O ano começou devagar para os investimentos em startups no Brasil e na América Latina, segundo dados divulgados nesta terça-feira (10) pelo Sling Hub. Em janeiro, foram registradas 18 rodadas no Brasil, uma queda de 53% em relação ao mesmo mês de 2025. Na América Latina, foram 35 rodadas, 49% a menos que em janeiro do ano anterior.
Também houve queda no volume investido nessas regiões. A América Latina registrou US$ 311 milhões em investimentos no primeiro mês de 2026, retração de 75% em relação a dezembro e de 12% na comparação anual.
O Brasil manteve protagonismo regional ao movimentar US$ 128 milhões em janeiro, o equivalente a 41% de todo o capital investido na América Latina no mês. No entanto, o volume investido ficou 77% abaixo do registrado em dezembro e teve queda de 16% em relação a janeiro do ano anterior. O país também concentrou 51% das rodadas realizadas na região, com tíquete mediano de US$ 4,3 milhões.
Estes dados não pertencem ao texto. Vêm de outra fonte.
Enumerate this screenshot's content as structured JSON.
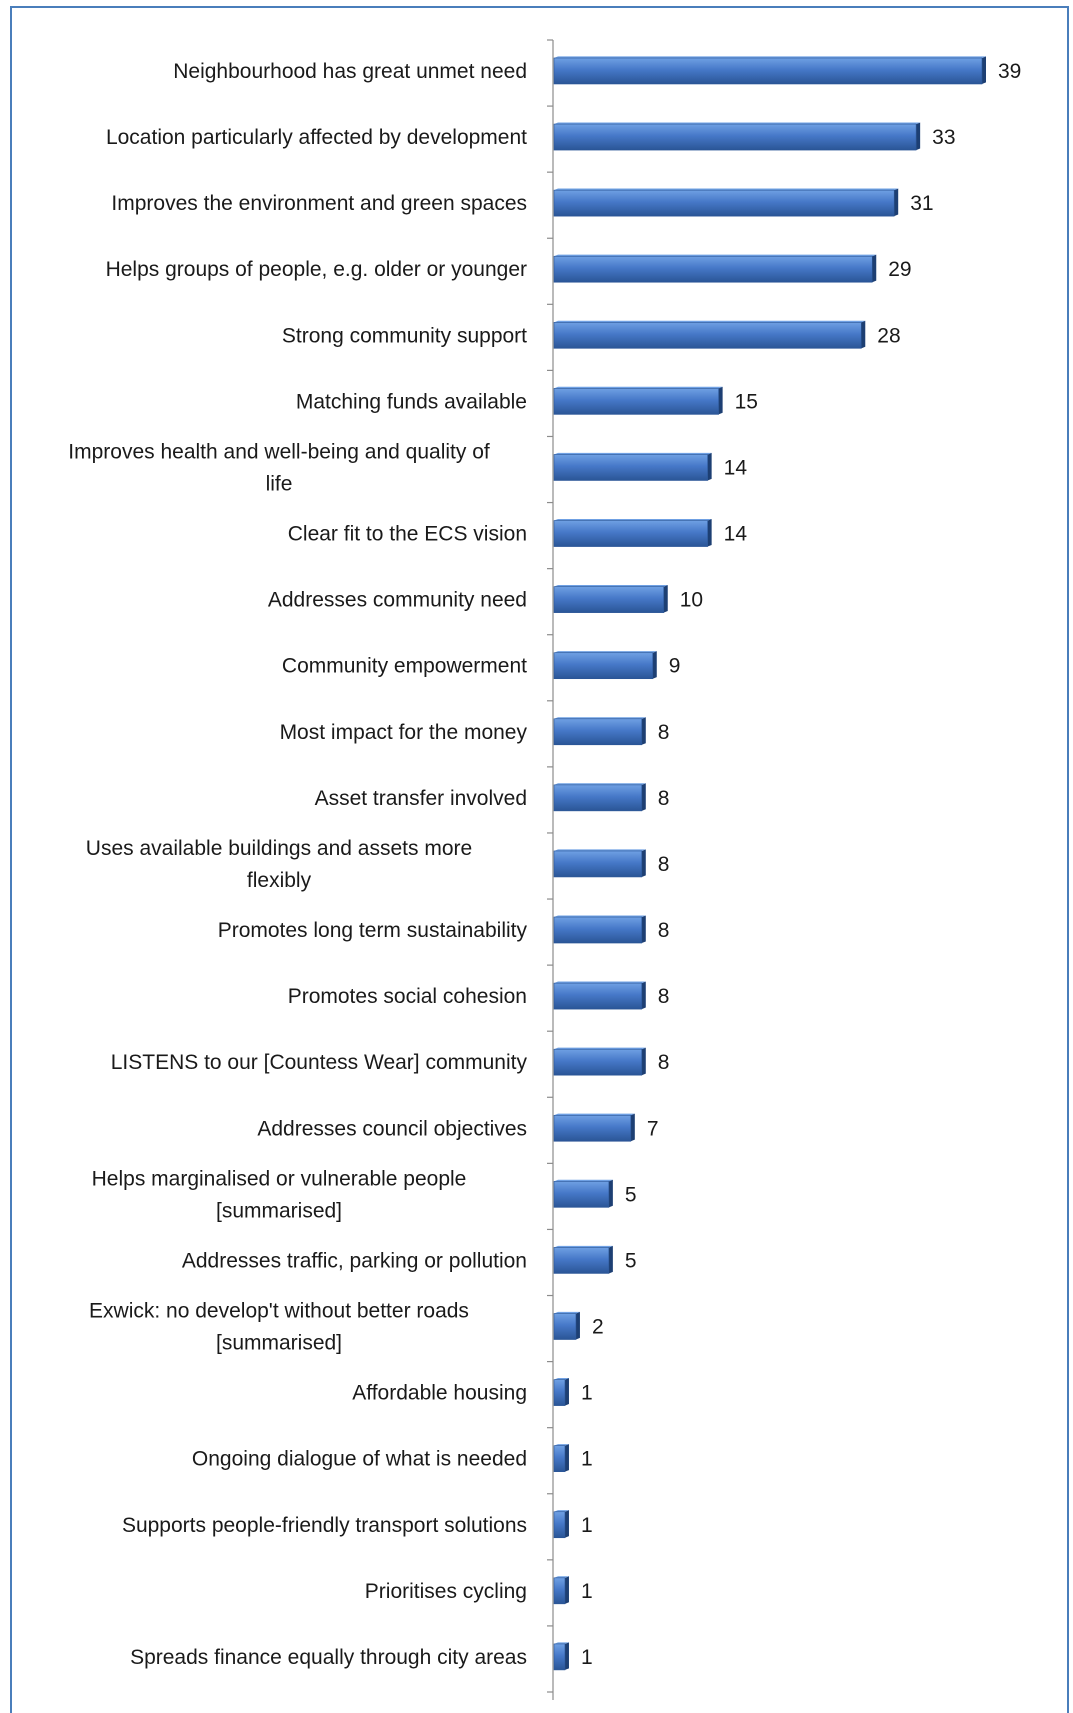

A inteligência artificial segue como principal foco de interesse dos investidores, especialmente em um cenário de baixa liquidez. Em janeiro, startups ligadas ao tema movimentaram US$ 121 milhões em 20 rodadas, o que representou 39% de todo o volume investido na América Latina e 57% das operações realizadas no mês.
Teses mais tradicionais também se destacaram em um ambiente mais restritivo. As fintechs concentraram 62% de todo o volume investido na América Latina, com destaque para o Brasil, que respondeu por US$ 84 milhões dentro da vertical.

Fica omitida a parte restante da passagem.